Australian retail sales rose 0.7% in August, picking up from a near-flat 0.1% in July. Head of business statistics at the Australian Bureau of Statistics Ewing attributed the solid rise to warmer-than-usual weather. Retail turnover rose in most industries with department stores in the non-food segment showing the largest rise (+1.6%), followed by clothing, footwear and personal accessory retailing (1.5%) and other retailing (1.3%). The warmer end to the winter months also boosted dining out at cafes and restaurants as well as alcohol consumption at home. The Aussie dollar gains some territory this morning in the wake of the release.

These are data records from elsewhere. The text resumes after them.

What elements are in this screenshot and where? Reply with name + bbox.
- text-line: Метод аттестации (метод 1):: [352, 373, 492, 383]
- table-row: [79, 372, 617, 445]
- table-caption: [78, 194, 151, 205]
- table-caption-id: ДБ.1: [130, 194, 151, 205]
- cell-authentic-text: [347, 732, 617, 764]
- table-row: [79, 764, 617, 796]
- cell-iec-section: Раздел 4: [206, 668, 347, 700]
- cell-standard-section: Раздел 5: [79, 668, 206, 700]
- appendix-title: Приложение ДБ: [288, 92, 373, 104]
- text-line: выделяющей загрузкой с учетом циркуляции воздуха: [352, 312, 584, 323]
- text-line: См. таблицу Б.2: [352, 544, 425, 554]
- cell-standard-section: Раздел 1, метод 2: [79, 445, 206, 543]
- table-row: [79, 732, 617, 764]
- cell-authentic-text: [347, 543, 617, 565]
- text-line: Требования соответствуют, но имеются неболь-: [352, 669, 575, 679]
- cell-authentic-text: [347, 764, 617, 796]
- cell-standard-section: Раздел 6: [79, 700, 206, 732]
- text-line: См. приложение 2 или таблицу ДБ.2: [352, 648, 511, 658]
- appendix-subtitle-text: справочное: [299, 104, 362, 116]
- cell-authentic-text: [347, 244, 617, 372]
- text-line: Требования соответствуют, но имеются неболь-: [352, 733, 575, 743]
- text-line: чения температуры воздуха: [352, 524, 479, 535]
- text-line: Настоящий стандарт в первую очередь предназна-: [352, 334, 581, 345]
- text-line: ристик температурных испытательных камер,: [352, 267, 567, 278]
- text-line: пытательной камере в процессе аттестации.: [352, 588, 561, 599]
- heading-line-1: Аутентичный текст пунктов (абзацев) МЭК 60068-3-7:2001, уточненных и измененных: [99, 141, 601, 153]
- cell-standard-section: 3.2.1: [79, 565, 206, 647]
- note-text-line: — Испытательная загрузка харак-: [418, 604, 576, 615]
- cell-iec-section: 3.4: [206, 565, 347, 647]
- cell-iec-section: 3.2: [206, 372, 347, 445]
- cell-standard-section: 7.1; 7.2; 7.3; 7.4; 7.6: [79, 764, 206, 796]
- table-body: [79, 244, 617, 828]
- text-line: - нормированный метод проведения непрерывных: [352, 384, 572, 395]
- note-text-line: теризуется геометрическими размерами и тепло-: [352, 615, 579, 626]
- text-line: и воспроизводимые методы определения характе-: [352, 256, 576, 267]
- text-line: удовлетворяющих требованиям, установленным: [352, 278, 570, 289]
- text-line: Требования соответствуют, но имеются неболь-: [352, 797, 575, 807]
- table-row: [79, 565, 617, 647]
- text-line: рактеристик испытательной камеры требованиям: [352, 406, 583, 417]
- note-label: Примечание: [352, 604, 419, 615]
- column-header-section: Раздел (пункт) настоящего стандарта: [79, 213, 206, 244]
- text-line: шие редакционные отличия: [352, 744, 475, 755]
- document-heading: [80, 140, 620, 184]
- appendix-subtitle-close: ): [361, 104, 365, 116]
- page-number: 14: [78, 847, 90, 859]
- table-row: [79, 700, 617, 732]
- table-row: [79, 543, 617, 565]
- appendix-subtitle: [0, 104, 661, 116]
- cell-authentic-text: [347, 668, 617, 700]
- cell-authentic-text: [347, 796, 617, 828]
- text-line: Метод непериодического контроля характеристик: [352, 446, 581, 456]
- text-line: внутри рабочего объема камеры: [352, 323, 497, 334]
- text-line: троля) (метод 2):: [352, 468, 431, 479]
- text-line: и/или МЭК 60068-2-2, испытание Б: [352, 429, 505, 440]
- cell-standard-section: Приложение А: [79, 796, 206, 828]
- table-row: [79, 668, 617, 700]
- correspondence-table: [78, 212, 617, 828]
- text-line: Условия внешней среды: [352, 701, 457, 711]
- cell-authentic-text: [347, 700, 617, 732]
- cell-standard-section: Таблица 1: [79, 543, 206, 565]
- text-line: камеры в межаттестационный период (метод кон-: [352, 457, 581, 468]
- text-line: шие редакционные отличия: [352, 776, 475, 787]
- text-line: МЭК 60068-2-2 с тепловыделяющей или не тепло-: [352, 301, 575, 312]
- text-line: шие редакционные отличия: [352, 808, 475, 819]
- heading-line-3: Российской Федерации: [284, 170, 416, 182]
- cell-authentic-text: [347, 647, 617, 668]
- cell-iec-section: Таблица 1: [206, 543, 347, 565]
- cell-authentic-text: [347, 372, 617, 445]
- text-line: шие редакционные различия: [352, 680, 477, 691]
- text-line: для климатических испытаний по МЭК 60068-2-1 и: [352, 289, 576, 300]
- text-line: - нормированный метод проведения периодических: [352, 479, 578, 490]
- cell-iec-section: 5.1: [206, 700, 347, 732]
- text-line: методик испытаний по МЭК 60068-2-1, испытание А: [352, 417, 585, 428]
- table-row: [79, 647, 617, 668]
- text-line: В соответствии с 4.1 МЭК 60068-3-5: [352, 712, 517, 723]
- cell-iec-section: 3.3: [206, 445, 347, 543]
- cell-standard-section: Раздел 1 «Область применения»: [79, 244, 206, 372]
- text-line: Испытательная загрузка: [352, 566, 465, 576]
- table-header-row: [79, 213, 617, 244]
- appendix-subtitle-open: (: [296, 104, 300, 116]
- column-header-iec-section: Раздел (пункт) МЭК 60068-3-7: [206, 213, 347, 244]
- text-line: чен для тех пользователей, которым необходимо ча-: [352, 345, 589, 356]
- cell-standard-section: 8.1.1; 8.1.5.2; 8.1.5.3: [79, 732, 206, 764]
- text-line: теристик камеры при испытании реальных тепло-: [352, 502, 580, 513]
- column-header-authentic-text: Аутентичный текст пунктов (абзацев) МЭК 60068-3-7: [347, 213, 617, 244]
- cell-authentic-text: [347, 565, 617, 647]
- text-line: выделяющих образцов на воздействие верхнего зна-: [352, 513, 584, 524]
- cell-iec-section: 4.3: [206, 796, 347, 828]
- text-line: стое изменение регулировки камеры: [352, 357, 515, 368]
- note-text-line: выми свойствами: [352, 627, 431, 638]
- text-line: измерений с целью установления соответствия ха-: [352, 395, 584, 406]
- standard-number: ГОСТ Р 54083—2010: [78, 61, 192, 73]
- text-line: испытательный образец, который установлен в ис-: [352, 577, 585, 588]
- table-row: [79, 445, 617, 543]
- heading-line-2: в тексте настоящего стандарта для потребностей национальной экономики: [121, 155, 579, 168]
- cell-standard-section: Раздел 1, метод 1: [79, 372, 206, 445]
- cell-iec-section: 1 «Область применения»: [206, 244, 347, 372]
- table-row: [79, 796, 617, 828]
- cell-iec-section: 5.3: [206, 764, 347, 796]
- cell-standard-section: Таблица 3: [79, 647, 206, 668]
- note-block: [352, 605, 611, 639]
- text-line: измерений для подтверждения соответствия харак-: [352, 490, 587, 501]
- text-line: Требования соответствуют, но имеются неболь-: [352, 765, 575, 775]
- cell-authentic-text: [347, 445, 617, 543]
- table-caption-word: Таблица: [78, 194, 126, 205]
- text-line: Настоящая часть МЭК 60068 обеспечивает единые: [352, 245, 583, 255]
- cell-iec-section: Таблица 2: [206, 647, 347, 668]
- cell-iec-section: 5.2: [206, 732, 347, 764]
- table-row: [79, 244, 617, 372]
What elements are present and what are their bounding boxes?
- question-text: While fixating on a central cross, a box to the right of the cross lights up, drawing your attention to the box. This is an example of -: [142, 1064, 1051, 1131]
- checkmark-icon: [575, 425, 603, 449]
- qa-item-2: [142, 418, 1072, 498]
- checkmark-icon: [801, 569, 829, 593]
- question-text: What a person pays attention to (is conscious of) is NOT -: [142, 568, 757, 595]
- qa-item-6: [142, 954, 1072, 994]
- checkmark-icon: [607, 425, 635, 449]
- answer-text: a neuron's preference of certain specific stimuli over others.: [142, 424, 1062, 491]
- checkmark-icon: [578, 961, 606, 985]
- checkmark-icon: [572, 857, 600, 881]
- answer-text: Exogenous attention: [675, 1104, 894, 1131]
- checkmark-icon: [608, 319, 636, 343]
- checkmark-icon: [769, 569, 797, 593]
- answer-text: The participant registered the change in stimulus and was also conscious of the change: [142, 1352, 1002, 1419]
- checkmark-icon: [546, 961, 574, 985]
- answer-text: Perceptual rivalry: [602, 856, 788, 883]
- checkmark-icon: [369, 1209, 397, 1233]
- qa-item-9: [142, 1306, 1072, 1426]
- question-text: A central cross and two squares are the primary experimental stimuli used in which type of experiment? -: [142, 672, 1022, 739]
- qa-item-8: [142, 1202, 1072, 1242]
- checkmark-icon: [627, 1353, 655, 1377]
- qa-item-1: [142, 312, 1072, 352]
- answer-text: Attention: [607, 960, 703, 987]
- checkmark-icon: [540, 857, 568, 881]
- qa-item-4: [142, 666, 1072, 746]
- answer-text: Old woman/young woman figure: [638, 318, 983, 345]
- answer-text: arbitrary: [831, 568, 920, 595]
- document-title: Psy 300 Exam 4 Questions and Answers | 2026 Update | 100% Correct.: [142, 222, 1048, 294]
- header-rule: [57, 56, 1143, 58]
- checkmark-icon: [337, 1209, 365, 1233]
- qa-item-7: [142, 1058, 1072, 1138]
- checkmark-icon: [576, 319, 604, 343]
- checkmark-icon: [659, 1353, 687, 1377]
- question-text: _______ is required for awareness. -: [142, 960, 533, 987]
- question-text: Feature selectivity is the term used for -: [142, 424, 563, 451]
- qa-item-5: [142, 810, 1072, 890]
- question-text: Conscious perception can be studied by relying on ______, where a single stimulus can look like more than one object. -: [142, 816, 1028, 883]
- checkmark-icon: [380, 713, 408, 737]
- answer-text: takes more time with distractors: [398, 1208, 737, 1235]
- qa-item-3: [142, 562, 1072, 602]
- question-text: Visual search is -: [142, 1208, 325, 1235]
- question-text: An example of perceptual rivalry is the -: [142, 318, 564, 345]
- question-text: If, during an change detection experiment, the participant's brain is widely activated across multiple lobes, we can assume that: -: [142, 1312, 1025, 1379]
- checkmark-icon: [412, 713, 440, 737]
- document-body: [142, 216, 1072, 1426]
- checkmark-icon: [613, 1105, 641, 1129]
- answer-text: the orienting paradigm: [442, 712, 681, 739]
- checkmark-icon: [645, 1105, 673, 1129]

AUD/USD is testing recent highs around 0.693.
Graphs
GE 10y yield
The ECB cut policy rates by 25 bps in June and in September. Stubborn inflation (core, services) make follow-up moves less evident. We expect the central bank to stick with the quarterly reduction pace. Disappointing US and unconvincing-to-outright-weak EMU activity data dragged the long end of the curve down. The move accelerated during the early August market meltdown.
US 10y yield
The Fed kicked off its easing cycle with a 50 bps move. It is headed towards a neutral stance now that inflation and employment risks are in balance. Conservative SEP unemployment forecasts risk being caught up by reality and with it the dot plot (50 bps more cuts in 2024). We hold our call for two more 50 bps cuts this year. Pressure on the front of the curve and weakening eco data keeps the long end in the defensive for now as well.
EUR/USD
EUR/USD moved above the 1.09 resistance area as the dollar lost interest rate support at stealth pace. US recession risks and bets on fast and large rate cuts trumped traditional safe haven flows into USD. An ailing euro(pean economy) only briefly offset some of the general USD weakness. EUR/USD’s dollar-driven ascent is nearing resistance around 1.12 again.
EUR/GBP
The BoE delivered a hawkish cut in August. Policy restrictiveness will be further unwound gradually on a pace determined by a broad range of data. The strategy similar to the ECB’s balances out EUR/GBP in a monetary perspective. But the economic picture is increasingly diverging to the benefit of sterling. EUR/GBP succumbed to horrible European September PMI’s. Support at 0.84 broke and brings the 2022 low (0.8203) on the radar.